Aprendi também que a lógica do Chico Brito serve de fuzil nas mãos dos religiosos. Já cansei de ouvir sacerdotes afirmarem: “Vocês são pecadores e devem se arrepender caso queiram ser poupados da ira de Deus e das maldições do diabo”. Sem medo de errar alguns apontam o dedo e arriscam uma condenaçãozinha extra: “Logo, logo, seus pecados lhe alcançarão; submeta-se ou se prepare para a maldição que vem sobre a casa, filhos e empresa dos desobedientes”.
Será mesmo que a mensagem de Jesus de Nazaré precisa de ambientes carregados de culpa? A mensagem cristã se confunde mesmo com a visão mórbida e pessimista da condição humana, que se disseminou na Idade Média? Não há como anunciar Jesus sem esse pessimismo antropológico que descreve a história humana como indigna, infeliz e caída?
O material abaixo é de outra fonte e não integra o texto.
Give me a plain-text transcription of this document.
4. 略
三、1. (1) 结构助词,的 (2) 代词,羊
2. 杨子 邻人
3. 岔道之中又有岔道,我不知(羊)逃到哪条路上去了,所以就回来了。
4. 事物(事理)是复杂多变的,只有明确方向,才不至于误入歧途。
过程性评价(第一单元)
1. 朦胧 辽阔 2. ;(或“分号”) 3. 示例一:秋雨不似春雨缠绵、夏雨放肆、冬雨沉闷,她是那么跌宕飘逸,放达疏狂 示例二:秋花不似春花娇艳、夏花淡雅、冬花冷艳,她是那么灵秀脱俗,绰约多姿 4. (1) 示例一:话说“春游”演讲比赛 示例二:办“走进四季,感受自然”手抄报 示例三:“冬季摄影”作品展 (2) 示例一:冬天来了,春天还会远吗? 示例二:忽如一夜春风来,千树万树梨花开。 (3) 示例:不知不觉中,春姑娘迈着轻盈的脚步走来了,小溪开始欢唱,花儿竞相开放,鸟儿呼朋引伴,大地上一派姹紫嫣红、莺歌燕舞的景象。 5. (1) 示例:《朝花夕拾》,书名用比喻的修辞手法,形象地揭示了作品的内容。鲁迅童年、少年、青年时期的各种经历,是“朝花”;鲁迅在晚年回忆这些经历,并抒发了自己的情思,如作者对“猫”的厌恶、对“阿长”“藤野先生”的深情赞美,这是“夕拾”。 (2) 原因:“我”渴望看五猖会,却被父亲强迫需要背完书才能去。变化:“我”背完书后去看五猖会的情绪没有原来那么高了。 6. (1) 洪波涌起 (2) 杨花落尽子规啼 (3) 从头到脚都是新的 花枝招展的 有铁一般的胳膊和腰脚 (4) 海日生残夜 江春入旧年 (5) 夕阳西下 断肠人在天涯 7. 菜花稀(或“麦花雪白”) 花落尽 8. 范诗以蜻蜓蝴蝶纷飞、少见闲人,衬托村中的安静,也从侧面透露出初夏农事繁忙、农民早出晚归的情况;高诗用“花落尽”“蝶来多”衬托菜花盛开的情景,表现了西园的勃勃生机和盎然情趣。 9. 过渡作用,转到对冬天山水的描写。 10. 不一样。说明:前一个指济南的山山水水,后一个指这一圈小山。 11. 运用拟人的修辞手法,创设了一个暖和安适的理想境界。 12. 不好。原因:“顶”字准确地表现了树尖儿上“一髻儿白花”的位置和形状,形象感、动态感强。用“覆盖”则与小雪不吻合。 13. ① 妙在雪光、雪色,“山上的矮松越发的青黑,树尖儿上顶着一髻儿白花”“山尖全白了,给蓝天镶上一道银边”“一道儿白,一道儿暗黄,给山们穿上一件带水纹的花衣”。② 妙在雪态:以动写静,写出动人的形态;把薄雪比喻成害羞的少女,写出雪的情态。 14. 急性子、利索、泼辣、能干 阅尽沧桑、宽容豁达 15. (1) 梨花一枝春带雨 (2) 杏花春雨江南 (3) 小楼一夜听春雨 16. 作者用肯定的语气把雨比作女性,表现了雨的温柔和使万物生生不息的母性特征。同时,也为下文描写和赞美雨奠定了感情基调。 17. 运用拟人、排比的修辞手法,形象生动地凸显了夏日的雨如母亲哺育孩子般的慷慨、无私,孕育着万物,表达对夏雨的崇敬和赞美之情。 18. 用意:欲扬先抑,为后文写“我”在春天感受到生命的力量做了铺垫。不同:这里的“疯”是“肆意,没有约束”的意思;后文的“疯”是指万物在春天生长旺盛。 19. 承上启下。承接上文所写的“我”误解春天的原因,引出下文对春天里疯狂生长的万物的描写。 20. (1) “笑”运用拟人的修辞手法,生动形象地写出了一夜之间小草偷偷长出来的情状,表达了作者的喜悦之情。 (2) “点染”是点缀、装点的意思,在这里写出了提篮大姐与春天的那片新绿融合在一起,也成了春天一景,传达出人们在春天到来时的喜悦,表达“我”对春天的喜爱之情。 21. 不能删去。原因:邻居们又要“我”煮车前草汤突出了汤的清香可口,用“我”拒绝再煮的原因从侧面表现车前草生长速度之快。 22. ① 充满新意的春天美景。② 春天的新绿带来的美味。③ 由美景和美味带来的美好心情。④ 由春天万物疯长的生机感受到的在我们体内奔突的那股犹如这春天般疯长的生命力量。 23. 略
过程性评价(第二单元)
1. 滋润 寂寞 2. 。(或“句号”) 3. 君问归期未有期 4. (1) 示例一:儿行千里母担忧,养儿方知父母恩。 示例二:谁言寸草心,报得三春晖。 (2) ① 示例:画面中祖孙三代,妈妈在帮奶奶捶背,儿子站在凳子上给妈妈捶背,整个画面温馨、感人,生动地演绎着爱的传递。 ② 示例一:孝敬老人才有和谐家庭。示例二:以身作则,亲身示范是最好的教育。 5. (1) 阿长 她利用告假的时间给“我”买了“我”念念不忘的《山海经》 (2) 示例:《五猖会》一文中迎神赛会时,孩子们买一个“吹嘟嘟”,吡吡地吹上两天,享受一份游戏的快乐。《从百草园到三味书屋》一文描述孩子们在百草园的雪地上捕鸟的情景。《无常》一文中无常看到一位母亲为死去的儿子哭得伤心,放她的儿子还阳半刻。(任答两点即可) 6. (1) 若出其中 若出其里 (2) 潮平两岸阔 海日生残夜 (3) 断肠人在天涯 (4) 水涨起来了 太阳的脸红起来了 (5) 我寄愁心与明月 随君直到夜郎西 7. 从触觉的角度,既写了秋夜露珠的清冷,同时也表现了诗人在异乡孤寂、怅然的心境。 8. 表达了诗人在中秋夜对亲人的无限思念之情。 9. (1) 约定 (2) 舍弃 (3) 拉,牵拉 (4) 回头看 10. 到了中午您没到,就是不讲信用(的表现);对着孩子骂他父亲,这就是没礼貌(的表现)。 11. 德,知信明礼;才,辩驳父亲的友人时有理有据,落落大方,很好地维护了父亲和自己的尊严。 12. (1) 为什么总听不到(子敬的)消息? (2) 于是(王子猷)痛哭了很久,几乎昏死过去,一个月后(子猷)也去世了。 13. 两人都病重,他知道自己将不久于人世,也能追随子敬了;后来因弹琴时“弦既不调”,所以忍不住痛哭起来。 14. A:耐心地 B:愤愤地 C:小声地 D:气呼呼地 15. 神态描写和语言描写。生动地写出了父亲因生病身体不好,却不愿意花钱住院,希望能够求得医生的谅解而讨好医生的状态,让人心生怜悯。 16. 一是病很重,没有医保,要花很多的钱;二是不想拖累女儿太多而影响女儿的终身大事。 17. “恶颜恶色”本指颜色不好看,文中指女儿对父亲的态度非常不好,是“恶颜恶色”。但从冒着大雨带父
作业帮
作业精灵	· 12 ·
A leitura agostiniana do pecado de Adão e Eva, somada à visão neo-platônica que cinde o ser humano em corpo e alma, acabou levando teólogos e filósofos a acreditarem que o corpo é mau e que a alma é boa. Para eles, a humanidade vive em guerra, querendo satisfazer os desejos da carne, que não passa de lama. E a humanidade está perdida porque se recusa a desejar a “coisas santas” (entenda-se por coisas santas, sacrifícios, penitências, sofrimentos). Como as pessoas precisam do corpo para viver, da libido sexual para se reproduzir e dos apetites para dar gosto ao dia-a-dia, a luta começa perdida. Sim, para alguns religiosos, a humanidade vem ao mundo debaixo de condenação; “todos réus da ira divina”.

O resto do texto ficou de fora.